Enter Larry Ellison. The news that Ellison is trying to buy the Warriors has excited fans more than any other Warriors-related news item this year. Warriors fans, who are a passionate and contentious bunch, don’t often agree on what is best for their team, but there is consensus among them that the current ownership is the source of the team’s perpetual failure, and the only way for the Warriors to become relevant again is for Cohan to sell the team. Larry Ellison is no saint, and he has earned a reputation for being egotistical, flamboyant, ruthless, iconoclastic, and even unethical. Yet, if he were step up with an offer acceptable to Cohan, he would be instantly canonized by Warriors fans.  He is a visionary and a leader, whose “great strength,” according to David J. Roux, “is to make exceptional employees do the impossible.”  This is the kind of ownership fans want to see. They want a little more George Steinbrenner and lot less Donald Sterling; they want investment, not salary protection; they want championships, not “a great time out.”

Though Ellison has confirmed publicly that he would like buy the Warriors, Mitch Lawrence reported last weekend in a sidebar to his column in the New York Daily News that Cohan turned down an offer of $310 million for the team. (http://www.nydailynews.com/sports/basketball/2010/01/30/2010-01-30_wizards_gilbert_arenas_nba_contract.html) Sources indicated that Ellison’s offer came in $90 million short of what Cohan is asking.
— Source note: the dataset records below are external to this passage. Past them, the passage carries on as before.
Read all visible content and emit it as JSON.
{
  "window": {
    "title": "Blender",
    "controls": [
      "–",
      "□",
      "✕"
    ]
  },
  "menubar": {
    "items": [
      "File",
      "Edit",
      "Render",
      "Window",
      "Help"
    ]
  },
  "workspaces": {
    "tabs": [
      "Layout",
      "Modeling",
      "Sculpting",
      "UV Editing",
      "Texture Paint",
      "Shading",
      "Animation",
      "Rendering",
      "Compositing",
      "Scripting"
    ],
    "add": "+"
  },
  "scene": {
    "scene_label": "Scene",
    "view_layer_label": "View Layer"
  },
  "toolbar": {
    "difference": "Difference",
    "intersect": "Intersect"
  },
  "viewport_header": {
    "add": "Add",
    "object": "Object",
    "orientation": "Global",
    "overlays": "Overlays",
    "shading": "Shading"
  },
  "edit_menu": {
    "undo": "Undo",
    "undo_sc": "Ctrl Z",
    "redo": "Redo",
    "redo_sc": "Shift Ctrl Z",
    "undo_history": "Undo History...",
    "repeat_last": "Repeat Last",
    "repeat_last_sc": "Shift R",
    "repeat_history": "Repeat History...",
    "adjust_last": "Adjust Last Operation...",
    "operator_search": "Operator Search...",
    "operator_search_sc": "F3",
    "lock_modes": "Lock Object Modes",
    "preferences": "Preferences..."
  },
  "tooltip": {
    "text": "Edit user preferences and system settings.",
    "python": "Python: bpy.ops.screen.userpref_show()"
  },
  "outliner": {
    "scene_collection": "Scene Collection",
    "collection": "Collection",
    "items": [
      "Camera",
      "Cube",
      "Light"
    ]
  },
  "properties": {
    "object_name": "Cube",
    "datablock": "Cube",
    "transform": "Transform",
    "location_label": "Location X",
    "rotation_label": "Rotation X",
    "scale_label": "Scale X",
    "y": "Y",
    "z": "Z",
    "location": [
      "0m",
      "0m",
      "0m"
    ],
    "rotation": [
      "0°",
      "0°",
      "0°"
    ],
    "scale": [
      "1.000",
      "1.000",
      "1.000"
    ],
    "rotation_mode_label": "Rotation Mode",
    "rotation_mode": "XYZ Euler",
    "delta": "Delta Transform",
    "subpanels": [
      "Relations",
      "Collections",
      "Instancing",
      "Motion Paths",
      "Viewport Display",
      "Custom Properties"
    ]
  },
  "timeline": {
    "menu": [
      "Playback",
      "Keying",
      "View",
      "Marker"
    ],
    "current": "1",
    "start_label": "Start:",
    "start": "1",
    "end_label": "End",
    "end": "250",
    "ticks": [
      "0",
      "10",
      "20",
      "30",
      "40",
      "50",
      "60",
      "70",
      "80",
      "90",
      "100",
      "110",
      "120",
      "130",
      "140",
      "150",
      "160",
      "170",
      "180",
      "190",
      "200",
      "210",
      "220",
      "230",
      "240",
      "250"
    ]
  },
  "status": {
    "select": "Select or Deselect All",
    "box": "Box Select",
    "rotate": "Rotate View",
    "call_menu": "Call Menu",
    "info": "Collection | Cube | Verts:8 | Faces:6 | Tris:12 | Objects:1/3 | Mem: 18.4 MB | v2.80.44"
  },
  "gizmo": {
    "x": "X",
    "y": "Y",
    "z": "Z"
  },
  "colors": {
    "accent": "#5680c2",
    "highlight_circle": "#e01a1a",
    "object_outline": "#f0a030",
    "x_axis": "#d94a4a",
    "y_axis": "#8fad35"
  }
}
Robert Rowell, who denied last summer that the team is for sale, recently told reporters, “At some point in time, the media speculation will become a reality. But right now, there’s not much to this [rumor of an offer by Ellison to buy the team].”  Rowell’s cryptic comments seem to hint that something may happen down the road. How far down is anybody’s guess.  But fans are watching this closely with the sense that Ellison’s pursuit of the Warriors will furnish their favorite team with its best shot at legitimacy.  Are their hopes ill founded?  Maybe, but probably not. The world’s fourth richest man has made an overture to an owner of a moribund enterprise who is in serious need of cash and an emotional rescue.  It would seem that given Ellison’s ego (he’s gone public with this, and he won’t lose face) and Cohan’s impending IRS troubles there is plenty of room for negotiation.

For Warriors fans on the verge of yet another bout of ennui, let’s hope that there is.